Desmond, who had finally stopped pretending to sleep, leaned toward the carriage window. “Well, that’s new.”
Jasminy looked at him. “Do you recognize them?”
“No. That is why I said it is new.”
One of the hooded men gave him a sharp look, but Desmond only smiled. The path ahead became clearer after that. Not a true road, but a dirt trail created by repeated passage. Small feet had packed the soil down. Low branches had been cut. Traces of smoke drifted faintly through the air.
They were close.
Jasminy stepped out of the carriage before they reached the village. “From here on, we proceed with caution,” she said to the soldiers and temple followers gathered around her. “Sir Gareth Veiled was specific in his report. The beasts commanding this region appear intelligent, coordinated, and numerous. We do not know whether harming one of the kobolds will provoke a response from the unknown creatures protecting them. Until I give the order, no one attacks.”
The soldiers saluted. The hooded men bowed. Desmond did neither.
“I still doubt anything dangerous would settle this close to the edge,” he said. “If something lives near the border, it is either too weak to claim deeper territory or too stupid to know better.”
Jasminy turned to him. “I appreciate your experience, Sir Targaryen, but I am the authority on this mission.
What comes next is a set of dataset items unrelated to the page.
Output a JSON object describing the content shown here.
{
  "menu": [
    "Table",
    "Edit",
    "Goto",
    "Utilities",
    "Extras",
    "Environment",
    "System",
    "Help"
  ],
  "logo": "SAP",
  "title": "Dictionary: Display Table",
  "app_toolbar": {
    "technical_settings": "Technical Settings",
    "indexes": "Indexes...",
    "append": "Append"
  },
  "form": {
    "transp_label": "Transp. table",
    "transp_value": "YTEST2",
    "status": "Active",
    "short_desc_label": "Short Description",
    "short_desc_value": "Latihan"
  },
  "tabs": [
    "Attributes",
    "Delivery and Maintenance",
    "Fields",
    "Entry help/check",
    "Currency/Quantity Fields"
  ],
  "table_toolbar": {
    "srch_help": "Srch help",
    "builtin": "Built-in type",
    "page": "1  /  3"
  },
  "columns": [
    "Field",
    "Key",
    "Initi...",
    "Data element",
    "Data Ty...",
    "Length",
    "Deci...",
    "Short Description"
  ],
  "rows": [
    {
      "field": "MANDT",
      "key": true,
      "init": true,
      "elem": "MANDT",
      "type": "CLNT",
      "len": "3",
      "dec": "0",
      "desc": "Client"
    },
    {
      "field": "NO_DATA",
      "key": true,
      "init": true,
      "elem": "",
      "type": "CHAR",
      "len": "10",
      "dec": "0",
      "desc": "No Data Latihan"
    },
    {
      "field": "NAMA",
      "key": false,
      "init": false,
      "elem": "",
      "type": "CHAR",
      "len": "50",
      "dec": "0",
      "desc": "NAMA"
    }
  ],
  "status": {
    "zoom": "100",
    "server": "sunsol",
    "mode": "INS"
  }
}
Insubordination will not be tolerated.”
Desmond pulled a small box from his pocket and placed a cigarette between his lips. “That is a lot of confidence from someone who has spent more time praying than fighting. If you are so confident in your understanding of the forest, why bother dragging me here at all?”
One of the hooded men stiffened, but Jasminy answered before he could. “Your presence was requested because of the formal ties between the Temple of Dawn and the Targaryen Marquisate. Any mission beyond the border requires acknowledgment of the border defenders. Not requesting your presence would have been seen as ignoring the authority of your house. That should be obvious even to an uneducated commoner, but apparently the thought torments you enough that you must express it aloud for all of us.”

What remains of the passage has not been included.